Sorotan Ketimpangan Pertumbuhan Ekonomi dan Realitas PHK Massal

Ilustrasi, gelombang PHK. (smartrt)
Smartrt.news, BALIKPAPAN – Anggota Komisi IX DPR RI, Nurhadi, menyoroti tajam ketimpangan antara pertumbuhan ekonomi nasional yang diklaim membaik dengan kondisi riil ketenagakerjaan di lapangan.
Ia menilai capaian pertumbuhan ekonomi kuartal II 2025 sebesar 5,12 persen tidak selaras dengan meningkatnya Pemutusan Hubungan Kerja (PHK) massal, stagnasi upah, dan minimnya penciptaan lapangan kerja layak.

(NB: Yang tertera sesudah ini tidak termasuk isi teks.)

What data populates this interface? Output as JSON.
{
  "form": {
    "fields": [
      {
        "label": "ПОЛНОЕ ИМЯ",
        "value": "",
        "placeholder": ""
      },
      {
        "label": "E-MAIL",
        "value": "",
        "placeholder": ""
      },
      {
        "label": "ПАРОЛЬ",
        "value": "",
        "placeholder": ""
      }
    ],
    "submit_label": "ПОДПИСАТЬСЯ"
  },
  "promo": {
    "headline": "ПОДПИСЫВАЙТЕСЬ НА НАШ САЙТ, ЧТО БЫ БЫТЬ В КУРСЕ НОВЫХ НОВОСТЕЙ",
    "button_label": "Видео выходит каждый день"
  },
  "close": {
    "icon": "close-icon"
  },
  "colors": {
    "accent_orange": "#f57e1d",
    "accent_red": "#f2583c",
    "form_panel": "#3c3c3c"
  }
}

“Data tumbuh, tapi pekerja tumbang. Ini yang terjadi di lapangan. Kami menerima laporan PHK di sektor manufaktur, logistik, hingga digital. Pertanyaannya sederhana: pertumbuhan ini tumbuh untuk siapa?” tegas Nurhadi
Berdasarkan data Badan Pusat Statistik (BPS), pertumbuhan ekonomi Indonesia kuartal II 2025 mencapai 5,12 persen secara tahunan (year on year/yoy) dengan Produk Domestik Bruto (PDB) atas dasar harga berlaku Rp5.947 triliun dan harga konstan Rp3.396,3 triliun.
Angka ini lebih tinggi dibanding kuartal I 2025 yang tumbuh 4,87 persen yoy, maupun kuartal II 2024 yang tumbuh 5,05 persen yoy.

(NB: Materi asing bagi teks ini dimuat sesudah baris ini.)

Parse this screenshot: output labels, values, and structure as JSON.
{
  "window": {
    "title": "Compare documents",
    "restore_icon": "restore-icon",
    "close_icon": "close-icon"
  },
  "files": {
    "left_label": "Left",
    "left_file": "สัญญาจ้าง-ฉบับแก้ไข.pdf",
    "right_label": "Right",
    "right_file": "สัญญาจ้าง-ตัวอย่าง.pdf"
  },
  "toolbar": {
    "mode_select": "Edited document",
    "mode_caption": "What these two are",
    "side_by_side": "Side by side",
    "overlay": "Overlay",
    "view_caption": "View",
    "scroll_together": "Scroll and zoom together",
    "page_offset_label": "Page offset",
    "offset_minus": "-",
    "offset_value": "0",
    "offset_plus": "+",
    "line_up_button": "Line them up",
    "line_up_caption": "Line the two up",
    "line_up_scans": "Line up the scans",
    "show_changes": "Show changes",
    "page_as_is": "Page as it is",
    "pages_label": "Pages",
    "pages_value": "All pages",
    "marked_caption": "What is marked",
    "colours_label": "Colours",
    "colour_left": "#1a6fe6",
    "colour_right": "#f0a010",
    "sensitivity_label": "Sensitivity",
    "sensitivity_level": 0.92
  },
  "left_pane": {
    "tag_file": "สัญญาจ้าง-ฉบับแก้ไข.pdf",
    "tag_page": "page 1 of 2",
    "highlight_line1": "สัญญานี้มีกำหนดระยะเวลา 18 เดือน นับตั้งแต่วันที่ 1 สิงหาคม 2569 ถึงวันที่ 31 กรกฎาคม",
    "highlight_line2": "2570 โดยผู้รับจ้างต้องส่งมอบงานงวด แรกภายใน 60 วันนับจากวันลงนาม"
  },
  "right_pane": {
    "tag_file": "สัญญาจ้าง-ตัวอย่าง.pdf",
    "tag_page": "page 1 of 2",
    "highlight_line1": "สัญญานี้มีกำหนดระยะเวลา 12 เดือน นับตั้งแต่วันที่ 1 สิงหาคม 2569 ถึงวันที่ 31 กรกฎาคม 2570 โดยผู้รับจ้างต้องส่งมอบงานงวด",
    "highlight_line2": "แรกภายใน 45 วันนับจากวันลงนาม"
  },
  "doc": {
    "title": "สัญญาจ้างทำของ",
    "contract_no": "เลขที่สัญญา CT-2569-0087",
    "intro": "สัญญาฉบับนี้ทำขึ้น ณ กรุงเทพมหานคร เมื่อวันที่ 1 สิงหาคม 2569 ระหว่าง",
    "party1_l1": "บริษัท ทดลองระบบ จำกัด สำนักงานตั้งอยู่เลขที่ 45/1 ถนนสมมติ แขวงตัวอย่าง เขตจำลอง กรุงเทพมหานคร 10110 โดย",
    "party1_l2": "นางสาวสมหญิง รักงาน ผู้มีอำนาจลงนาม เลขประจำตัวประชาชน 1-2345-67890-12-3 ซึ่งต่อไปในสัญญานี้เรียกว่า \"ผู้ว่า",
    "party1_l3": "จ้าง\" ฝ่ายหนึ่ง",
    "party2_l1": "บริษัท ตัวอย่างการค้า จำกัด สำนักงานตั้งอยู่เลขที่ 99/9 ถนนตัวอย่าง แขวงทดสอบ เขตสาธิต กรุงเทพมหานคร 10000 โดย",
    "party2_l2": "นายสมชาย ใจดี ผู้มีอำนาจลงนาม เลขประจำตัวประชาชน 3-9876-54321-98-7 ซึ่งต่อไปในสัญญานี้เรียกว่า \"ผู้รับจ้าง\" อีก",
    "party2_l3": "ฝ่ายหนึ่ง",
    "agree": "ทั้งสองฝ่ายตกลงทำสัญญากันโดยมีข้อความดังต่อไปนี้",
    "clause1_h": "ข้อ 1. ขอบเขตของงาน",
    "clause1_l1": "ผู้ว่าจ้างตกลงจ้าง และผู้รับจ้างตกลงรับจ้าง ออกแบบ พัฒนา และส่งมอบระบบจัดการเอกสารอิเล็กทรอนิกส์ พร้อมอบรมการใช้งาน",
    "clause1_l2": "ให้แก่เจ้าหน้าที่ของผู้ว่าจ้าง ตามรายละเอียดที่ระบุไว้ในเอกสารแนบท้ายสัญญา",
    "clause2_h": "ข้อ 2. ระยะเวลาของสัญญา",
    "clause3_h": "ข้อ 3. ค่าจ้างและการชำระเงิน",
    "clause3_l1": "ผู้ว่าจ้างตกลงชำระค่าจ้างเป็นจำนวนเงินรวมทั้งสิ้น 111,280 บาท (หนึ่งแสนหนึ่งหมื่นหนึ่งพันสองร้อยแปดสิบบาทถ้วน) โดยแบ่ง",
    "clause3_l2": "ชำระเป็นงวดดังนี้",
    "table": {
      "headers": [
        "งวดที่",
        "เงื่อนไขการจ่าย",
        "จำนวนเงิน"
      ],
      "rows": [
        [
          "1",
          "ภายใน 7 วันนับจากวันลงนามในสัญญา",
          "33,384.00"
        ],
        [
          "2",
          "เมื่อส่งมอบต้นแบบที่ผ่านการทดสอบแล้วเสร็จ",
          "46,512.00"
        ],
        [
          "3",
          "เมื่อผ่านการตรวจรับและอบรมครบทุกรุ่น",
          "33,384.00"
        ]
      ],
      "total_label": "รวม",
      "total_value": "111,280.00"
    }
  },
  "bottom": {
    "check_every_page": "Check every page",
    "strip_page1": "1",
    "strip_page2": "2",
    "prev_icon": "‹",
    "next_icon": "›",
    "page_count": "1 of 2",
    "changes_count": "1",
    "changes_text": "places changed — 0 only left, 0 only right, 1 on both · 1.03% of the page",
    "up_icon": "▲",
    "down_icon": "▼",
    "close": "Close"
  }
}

Namun, Nurhadi menegaskan bahwa ukuran keberhasilan ekonomi tidak boleh berhenti pada angka PDB. Menurutnya, indikator sejati terletak pada kemampuan pekerja memenuhi kebutuhan dasar seperti cicilan rumah, belanja bahan pokok, biaya pendidikan anak, dan jaminan hari tua.
Ia menyebut kondisi saat ini sebagai “krisis ketimpangan naratif” — pemerintah mengklaim keberhasilan, sementara banyak pekerja justru menghadapi ketidakpastian, kehilangan pekerjaan, dan melemahnya daya beli.
Nurhadi mendorong Kementerian Ketenagakerjaan dan BPS mengintegrasikan pelaporan data ekonomi dan ketenagakerjaan untuk memberikan gambaran utuh arah kebijakan. Ia juga meminta audit menyeluruh pada sektor padat karya yang paling terdampak gelombang PHK.
Selain itu, ia menekankan percepatan program pelatihan vokasi dan peningkatan keterampilan (upskilling), khususnya di sektor yang terdampak transformasi digital dan automasi. Penguatan Program Jaminan Kehilangan Pekerjaan (JKP) juga dinilainya penting agar menjadi perlindungan nyata, bukan sekadar simbol kebijakan sosial.
“Jangan sampai pemerintah terlalu asyik dengan angka makro, tapi lupa bahwa yang paling penting adalah kualitas hidup rakyat. Rakyat tidak hidup dari statistik, mereka hidup dari upah, pekerjaan, dan rasa aman,” pungkasnya.